Quando Chad, um Labrador amarelo, chegou à casa de Claire Vaccaro, em Manhattan, alguns meses atrás, o cachorro já tinha papel importante a exercer. Como animal treinado em serviços para autistas, sua missão na família seria a de ajudar a proteger Milo, 11 anos, o filho de Claire -especialmente em locais públicos, onde o menino muitas vezes sofre acessos de irritação ou tenta fugir correndo.

Como muitos animais treinados para servir como companhia, quer para prestar serviços, quer como animais de estimação, Chad teve efeito imediato - a espécie de efeito que é perceptível mas ainda não veio a ser compreendido plenamente por meio de um estudo científico. E a conexão certamente é mais longa que a da coleira que une o animal e o menino quando saem juntos.

"Dentro de casa, eu diria que bastou uma semana para que eu percebesse enormes mudanças", disse Vaccaro sobre Milo, cujo autismo prejudica sua capacidade de se comunicar e de formar elos sociais. "Mais e mais mudanças aconteceram ao longo dos meses e a conexão entre eles se intensificou ainda mais. Milo está muito mais calmo. Consegue se concentrar por períodos muito mais longos. É quase como se uma nuvem tivesse desaparecido".

A Dra. Melissa Nishawala, diretora clínica dos serviços de atendimento a autistas no Centro de Estudos da Criança, na Universidade de Nova York, diz ter testemunhado "uma mudança considerável e perceptível" em Milo, ainda que o cachorro se limite a ficar sentado silenciosamente no mesmo cômodo em que o menino. "Ele começou a me oferecer narrativas de uma maneira que nunca fazia no passado", ela revelou, acrescentando que o tema da maioria dessas histórias era o cachorro.

As mudanças foram tão profundas que Vaccaro e Nishawala estão começando a discutir a possibilidade de reduzir a medicação de Milo. Há muitas histórias não confirmadas sobre os benefícios da companhia animal - quer de animais de serviço e terapia, quer de animais de estimação - para a saúde humana. Mas o número de estudos em profundidade conduzidos até o momento não é muito grande. Agora, o Instituto Eunice Kennedy Shriver de Saúde Infantil e Desenvolvimento Humano, parte do Instituto Nacional de Saúde dos Estados Unidos, está iniciando um esforço para determinar se esses animais podem ter efeitos tangíveis sobre o bem-estar de uma criança.

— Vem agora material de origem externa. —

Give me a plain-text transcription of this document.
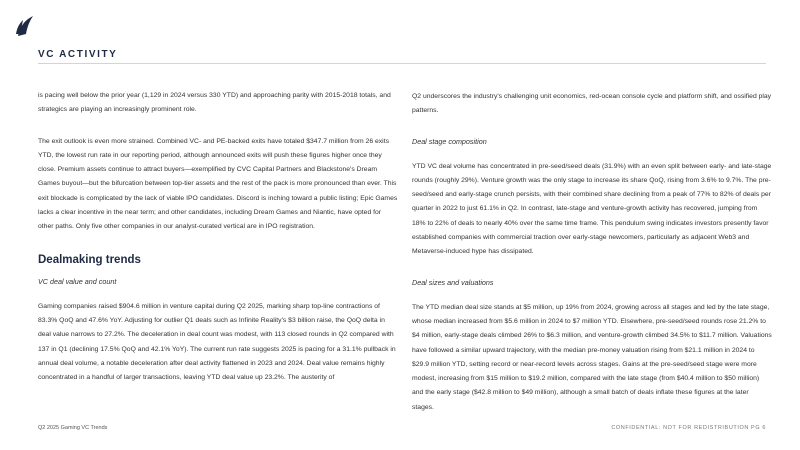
VC ACTIVITY

is pacing well below the prior year (1,129 in 2024 versus 330 YTD) and approaching parity with 2015-2018 totals, and strategics are playing an increasingly prominent role.

The exit outlook is even more strained. Combined VC- and PE-backed exits have totaled $347.7 million from 26 exits YTD, the lowest run rate in our reporting period, although announced exits will push these figures higher once they close. Premium assets continue to attract buyers—exemplified by CVC Capital Partners and Blackstone's Dream Games buyout—but the bifurcation between top-tier assets and the rest of the pack is more pronounced than ever. This exit blockade is complicated by the lack of viable IPO candidates. Discord is inching toward a public listing; Epic Games lacks a clear incentive in the near term; and other candidates, including Dream Games and Niantic, have opted for other paths. Only five other companies in our analyst-curated vertical are in IPO registration.

Dealmaking trends
VC deal value and count

Gaming companies raised $904.6 million in venture capital during Q2 2025, marking sharp top-line contractions of 83.3% QoQ and 47.6% YoY. Adjusting for outlier Q1 deals such as Infinite Reality's $3 billion raise, the QoQ delta in deal value narrows to 27.2%. The deceleration in deal count was modest, with 113 closed rounds in Q2 compared with 137 in Q1 (declining 17.5% QoQ and 42.1% YoY). The current run rate suggests 2025 is pacing for a 31.1% pullback in annual deal volume, a notable deceleration after deal activity flattened in 2023 and 2024. Deal value remains highly concentrated in a handful of larger transactions, leaving YTD deal value up 23.2%. The austerity of

Q2 underscores the industry's challenging unit economics, red-ocean console cycle and platform shift, and ossified play patterns.

Deal stage composition

YTD VC deal volume has concentrated in pre-seed/seed deals (31.9%) with an even split between early- and late-stage rounds (roughly 29%). Venture growth was the only stage to increase its share QoQ, rising from 3.6% to 9.7%. The pre-seed/seed and early-stage crunch persists, with their combined share declining from a peak of 77% to 82% of deals per quarter in 2022 to just 61.1% in Q2. In contrast, late-stage and venture-growth activity has recovered, jumping from 18% to 22% of deals to nearly 40% over the same time frame. This pendulum swing indicates investors presently favor established companies with commercial traction over early-stage newcomers, particularly as adjacent Web3 and Metaverse-induced hype has dissipated.

Deal sizes and valuations

The YTD median deal size stands at $5 million, up 19% from 2024, growing across all stages and led by the late stage, whose median increased from $5.6 million in 2024 to $7 million YTD. Elsewhere, pre-seed/seed rounds rose 21.2% to $4 million, early-stage deals climbed 26% to $6.3 million, and venture-growth climbed 34.5% to $11.7 million. Valuations have followed a similar upward trajectory, with the median pre-money valuation rising from $21.1 million in 2024 to $29.9 million YTD, setting record or near-record levels across stages. Gains at the pre-seed/seed stage were more modest, increasing from $15 million to $19.2 million, compared with the late stage (from $40.4 million to $50 million) and the early stage ($42.8 million to $49 million), although a small batch of deals inflate these figures at the later stages.

Q2 2025 Gaming VC Trends	CONFIDENTIAL: NOT FOR REDISTRIBUTION PG 6
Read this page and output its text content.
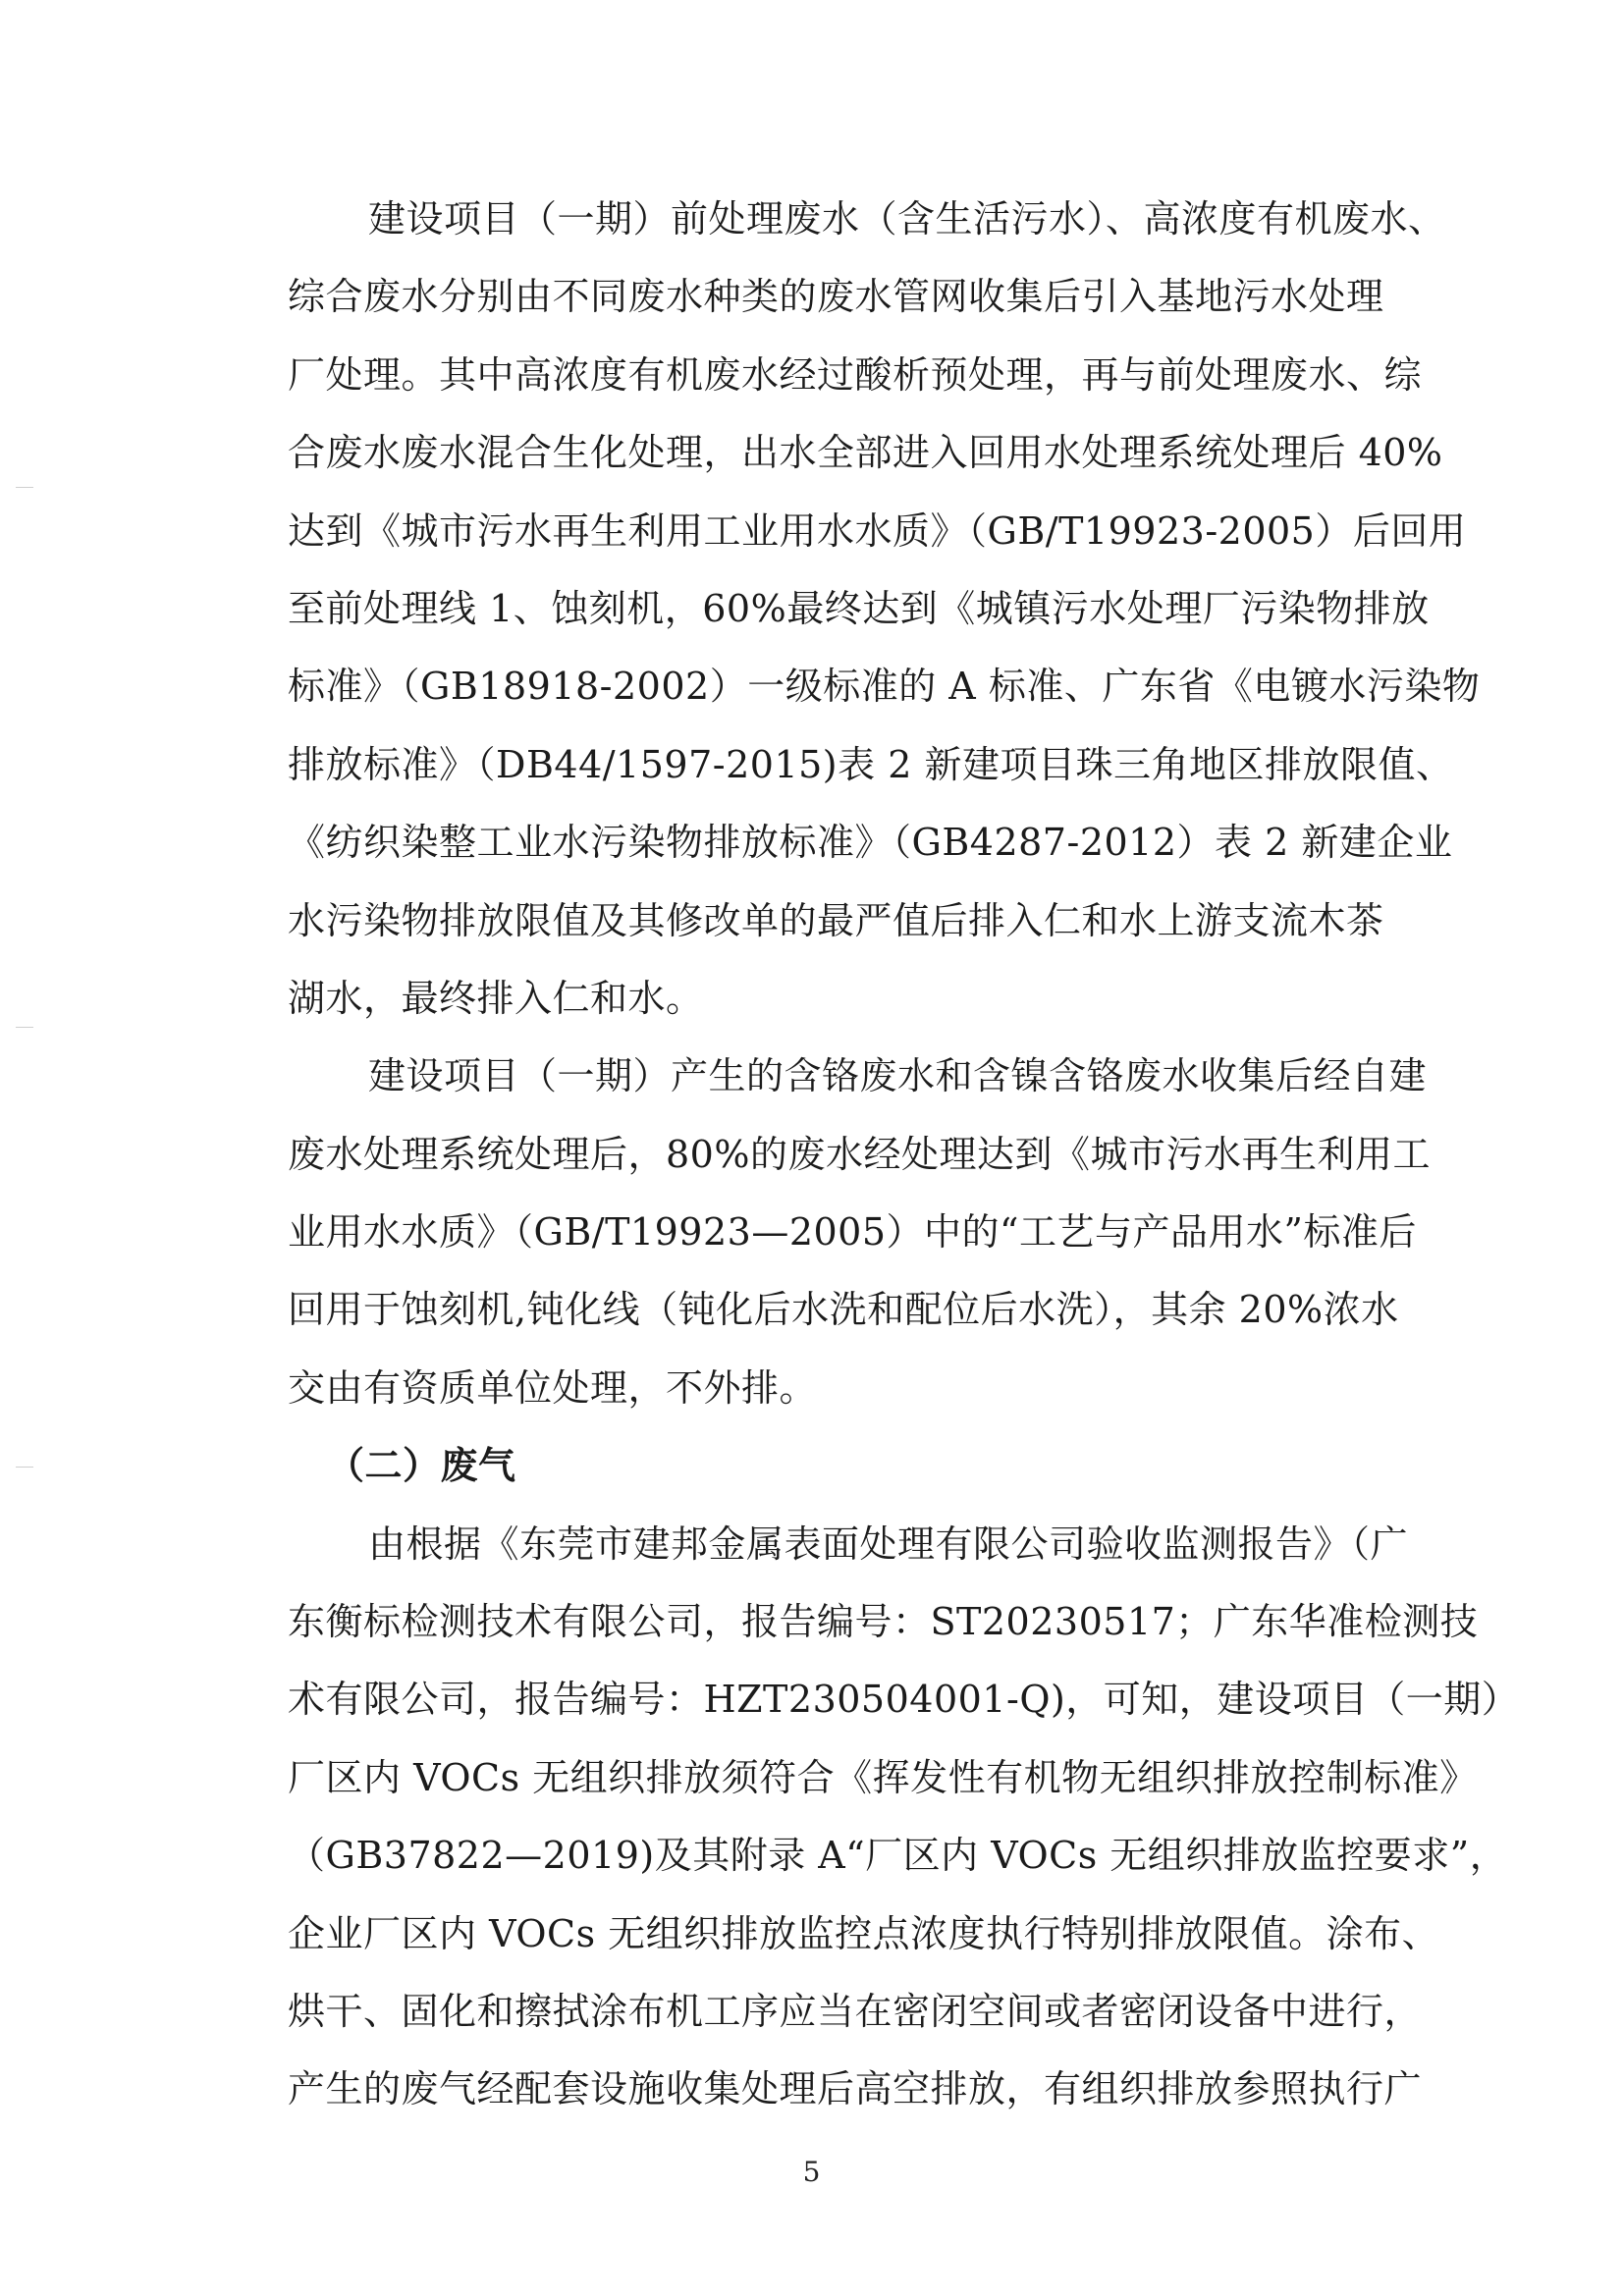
建设项目（一期）前处理废水（含生活污水）、高浓度有机废水、
综合废水分别由不同废水种类的废水管网收集后引入基地污水处理
厂处理。其中高浓度有机废水经过酸析预处理，再与前处理废水、综
合废水废水混合生化处理，出水全部进入回用水处理系统处理后 40%
达到《城市污水再生利用工业用水水质》（GB/T19923-2005）后回用
至前处理线 1、蚀刻机，60%最终达到《城镇污水处理厂污染物排放
标准》（GB18918-2002）一级标准的 A 标准、广东省《电镀水污染物
排放标准》（DB44/1597-2015)表 2 新建项目珠三角地区排放限值、
《纺织染整工业水污染物排放标准》（GB4287-2012）表 2 新建企业
水污染物排放限值及其修改单的最严值后排入仁和水上游支流木茶
湖水，最终排入仁和水。
建设项目（一期）产生的含铬废水和含镍含铬废水收集后经自建
废水处理系统处理后，80%的废水经处理达到《城市污水再生利用工
业用水水质》（GB/T19923—2005）中的“工艺与产品用水”标准后
回用于蚀刻机,钝化线（钝化后水洗和配位后水洗），其余 20%浓水
交由有资质单位处理，不外排。
（二）废气
由根据《东莞市建邦金属表面处理有限公司验收监测报告》（广
东衡标检测技术有限公司，报告编号：ST20230517；广东华准检测技
术有限公司，报告编号：HZT230504001-Q)，可知，建设项目（一期）
厂区内 VOCs 无组织排放须符合《挥发性有机物无组织排放控制标准》
（GB37822—2019)及其附录 A“厂区内 VOCs 无组织排放监控要求”，
企业厂区内 VOCs 无组织排放监控点浓度执行特别排放限值。涂布、
烘干、固化和擦拭涂布机工序应当在密闭空间或者密闭设备中进行，
产生的废气经配套设施收集处理后高空排放，有组织排放参照执行广
5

Em parceria com o Centro Waltham de Nutrição Animal, da Inglaterra (que é parte do grupo Mars, fabricante de doces e ração animal), o instituto está solicitando propostas que "se concentrem na interação entre seres humanos e animais".

O objetivo específico seria o de promover estudos que demonstrem como essas interações afetam o desenvolvimento e saúde típicos, e determinar se elas têm benefícios terapêuticos e em termos de saúde pública. A proposta também solicita inscrições para estudos que "discutam por que os relacionamentos com animais de estimação são mais importantes para algumas crianças do que para outras" e que "explorem a qualidade do relacionamento entre crianças e animais de estimação, ressaltando a variabilidade do relacionamento entre animais e seres humanos dentro de uma mesma família".

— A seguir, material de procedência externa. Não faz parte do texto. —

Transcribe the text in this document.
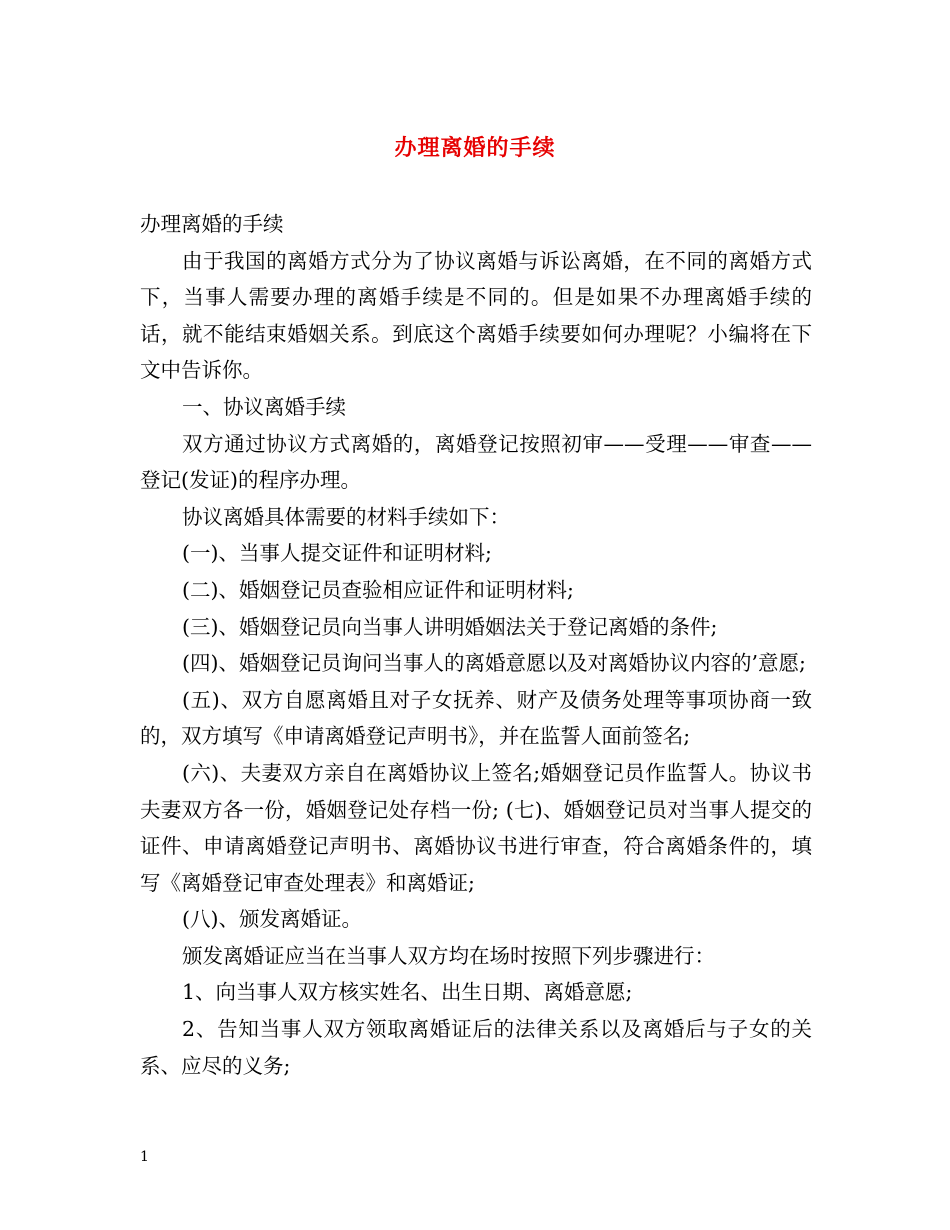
办理离婚的手续

办理离婚的手续

由于我国的离婚方式分为了协议离婚与诉讼离婚，在不同的离婚方式下，当事人需要办理的离婚手续是不同的。但是如果不办理离婚手续的话，就不能结束婚姻关系。到底这个离婚手续要如何办理呢？小编将在下文中告诉你。

一、协议离婚手续

双方通过协议方式离婚的，离婚登记按照初审——受理——审查——登记(发证)的程序办理。

协议离婚具体需要的材料手续如下：

(一)、当事人提交证件和证明材料;

(二)、婚姻登记员查验相应证件和证明材料;

(三)、婚姻登记员向当事人讲明婚姻法关于登记离婚的条件;

(四)、婚姻登记员询问当事人的离婚意愿以及对离婚协议内容的’意愿;

(五)、双方自愿离婚且对子女抚养、财产及债务处理等事项协商一致的，双方填写《申请离婚登记声明书》，并在监誓人面前签名;

(六)、夫妻双方亲自在离婚协议上签名;婚姻登记员作监誓人。协议书夫妻双方各一份，婚姻登记处存档一份; (七)、婚姻登记员对当事人提交的证件、申请离婚登记声明书、离婚协议书进行审查，符合离婚条件的，填写《离婚登记审查处理表》和离婚证;

(八)、颁发离婚证。

颁发离婚证应当在当事人双方均在场时按照下列步骤进行：

1、向当事人双方核实姓名、出生日期、离婚意愿;

2、告知当事人双方领取离婚证后的法律关系以及离婚后与子女的关系、应尽的义务;

1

O interesse do instituto nacional por esse tipo de pesquisa surgiu há pelo menos duas décadas. Valerie Maholmes, que dirige a pesquisa sobre desenvolvimento infantil e comportamento no instituto de saúde infantil, afirmou que, em uma reunião de especialistas realizada em 1987 para discutir os potenciais benefícios de animais de estimação para a saúde, o instituto havia concluído que "seria necessário pesquisar muito mais", especialmente no que tange ao desenvolvimento infantil.

Outras sessões de debate confirmaram essa necessidade de pesquisa, mas a maioria dos estudos concentra suas atenções em interações negativas, como por exemplo o papel dos animais de estimação na transmissão de doenças, disse James Griffin, diretor assistente de desenvolvimento e comportamento infantil, no instituto.

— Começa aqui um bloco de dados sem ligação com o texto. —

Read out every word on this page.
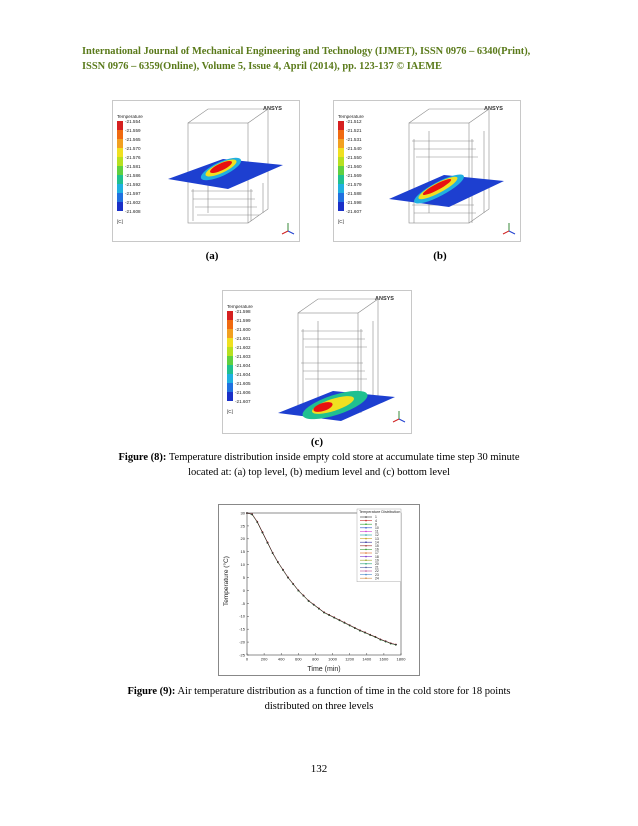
International Journal of Mechanical Engineering and Technology (IJMET), ISSN 0976 – 6340(Print),
ISSN 0976 – 6359(Online), Volume 5, Issue 4, April (2014), pp. 123-137 © IAEME
Temperature
-21.554
-21.559
-21.565
-21.570
-21.576
-21.581
-21.586
-21.592
-21.597
-21.602
-21.608
[C]
ANSYS
Temperature
-21.512
-21.521
-21.531
-21.540
-21.550
-21.560
-21.569
-21.579
-21.588
-21.598
-21.607
[C]
ANSYS
(a)	(b)
Temperature
-21.598
-21.599
-21.600
-21.601
-21.602
-21.603
-21.604
-21.604
-21.605
-21.606
-21.607
[C]
ANSYS
(c)
Figure (8): Temperature distribution inside empty cold store at accumulate time step 30 minute
located at: (a) top level, (b) medium level and (c) bottom level
Temperature (°C)
Time (min)
30
25
20
15
10
5
0
-5
-10
-15
-20
-25
0	200	400	600	800 1000 1200 1400 1600 1800
Temperature Distribution
1
4
8
10
11
12
13
14
15
16
17
18
19
20
21
22
23
24
Figure (9): Air temperature distribution as a function of time in the cold store for 18 points
distributed on three levels
132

Enquanto isso, o centro Waltham estava expandindo as pesquisas que realiza e começou a conduzir pequenos estudos sobre a interação entre crianças e animais, disse Catherine Wotecki, diretora mundial de assuntos científicos na Mars. "Somos uma empresa que produz ração para animais de estimação e produtos para eles", afirmou, "e estamos interessados em manter esse relacionamento o mais forte possível".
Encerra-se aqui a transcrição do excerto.